Rheum2Learn: Seronegative Spondyloarthropathy

Case 2

A 40 year old male with longstanding psoriatic arthritis on adalimumab for management of skin and joint disease develops increasingly severe mid-back pain. The pain started after lifting a heavy box at work. He describes the pain as constant, unrelieved by positional change and worse with activity. He has tried ibuprofen 800mg three times daily without symptomatic relief. The pain has been increasing in severity. His psoriatic arthritis and skin disease have been in excellent control for the past six years on therapy. He denies any fevers but describes malaise for the past week and mild anorexia. He has no radicular symptoms.

  • Past Medical History: Hypertension, mild asthma
  • Family and Social History: Brother with psoriasis and sister with Crohn’s disease; works full time in a factory’s shipping and receiving department. Non-smoker. Rare alcohol use on the weekend.
  • Medications: Adalimumab 40mg sc every 14 days; hydrochlorothiazide 25mg daily; albuterol inhaler as needed; topical steroids as needed.
  • Review of Systems: Weight loss of 4 lbs; no rash; minimal shortness of breath; no chest pain; no diarrhea or constipation; recent mild abrasion of elbow at work.
  • General Physical Exam: Temperature 99.7; pulse 100; normal respirations; blood pressure 100/60. Skin exam shows left olecranon abrasion with surrounding erythema. Heart with tachycardia but no murmurs. Lungs clear. Abdomen is normal without rebound or tenderness. Neurologic exam is normal.
  • Musculoskeletal exam: Prominent DIP enlargement; synovial thickening at left 3rd MCP; other peripheral joints are normal without tenderness. Percussion tenderness at T12 level.

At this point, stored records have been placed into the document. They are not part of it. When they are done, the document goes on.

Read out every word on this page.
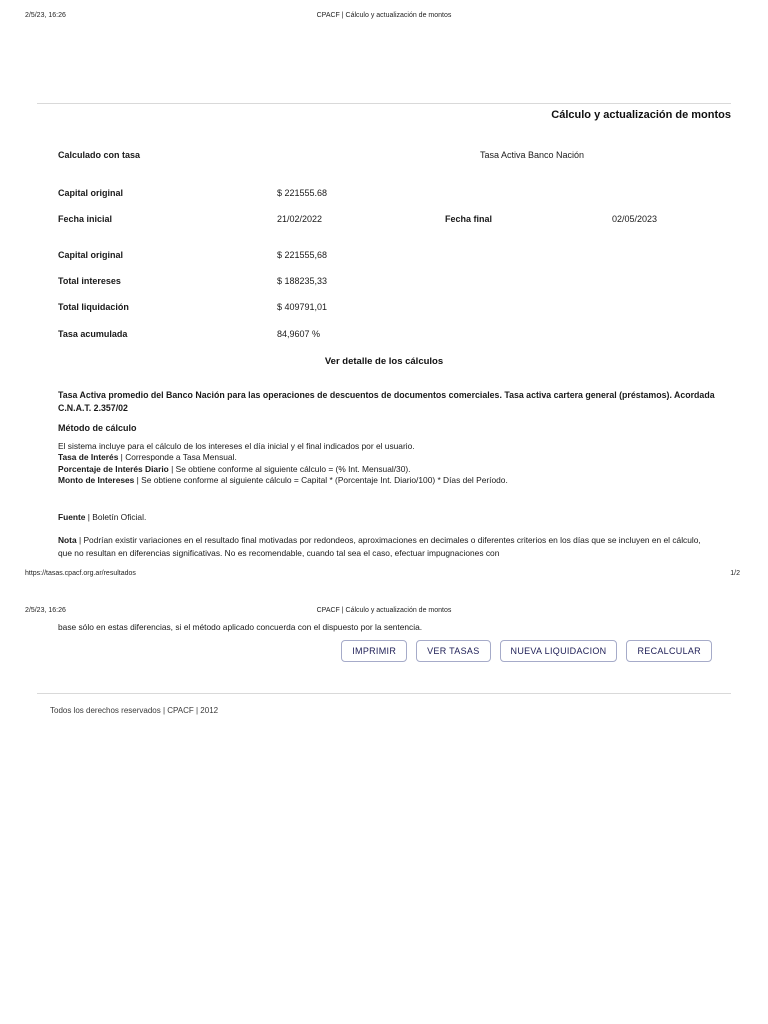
2/5/23, 16:26	CPACF | Cálculo y actualización de montos
Cálculo y actualización de montos
Calculado con tasa	Tasa Activa Banco Nación
Capital original	$ 221555.68
Fecha inicial	21/02/2022	Fecha final	02/05/2023
Capital original	$ 221555,68
Total intereses	$ 188235,33
Total liquidación	$ 409791,01
Tasa acumulada	84,9607 %
Ver detalle de los cálculos
Tasa Activa promedio del Banco Nación para las operaciones de descuentos de documentos comerciales. Tasa activa cartera general (préstamos). Acordada C.N.A.T. 2.357/02
Método de cálculo
El sistema incluye para el cálculo de los intereses el día inicial y el final indicados por el usuario.
Tasa de Interés | Corresponde a Tasa Mensual.
Porcentaje de Interés Diario | Se obtiene conforme al siguiente cálculo = (% Int. Mensual/30).
Monto de Intereses | Se obtiene conforme al siguiente cálculo = Capital * (Porcentaje Int. Diario/100) * Días del Período.
Fuente | Boletín Oficial.
Nota | Podrían existir variaciones en el resultado final motivadas por redondeos, aproximaciones en decimales o diferentes criterios en los días que se incluyen en el cálculo, que no resultan en diferencias significativas. No es recomendable, cuando tal sea el caso, efectuar impugnaciones con
https://tasas.cpacf.org.ar/resultados	1/2
2/5/23, 16:26	CPACF | Cálculo y actualización de montos
base sólo en estas diferencias, si el método aplicado concuerda con el dispuesto por la sentencia.
IMPRIMIR	VER TASAS	NUEVA LIQUIDACION	RECALCULAR
Todos los derechos reservados | CPACF | 2012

What is your differential diagnosis?

Although psoriatic arthritis is one of the spondyloarthropathies that can have associated involvement in the axial spine, it is important to consider the entire history. The patient’s joint disease has been in very good control with adalimumab and it would be unusual to develop new inflammatory back pain on adequate therapy. The sudden onset of pain after lifting a box is concerning for possible mechanical injury or compression fracture. The latter would be unusual in this 40 year old male. However, he also has more generalized symptoms of fever, malaise and has low grade fever on ibuprofen. Given his immunosuppression with adalimumab and evidence of skin breakdown at his elbow, workup for possible infectious cause is strongly indicated.

How would you proceed in evaluating this patient?

General evaluation includes CBC with differential, electrolytes, creatinine, ESR, CRP, blood and urine cultures. If there is swelling of the olecranon bursa, an aspirate and culture can provide possible identification of organism.  Radiographs of area of point tenderness is the first imaging test but it is likely further imaging with MRI or CT scan is needed to exclude vertebral osteomyelitis, discitis or paravertebral abscess. Cardiac echo should be ordered to exclude endocarditis.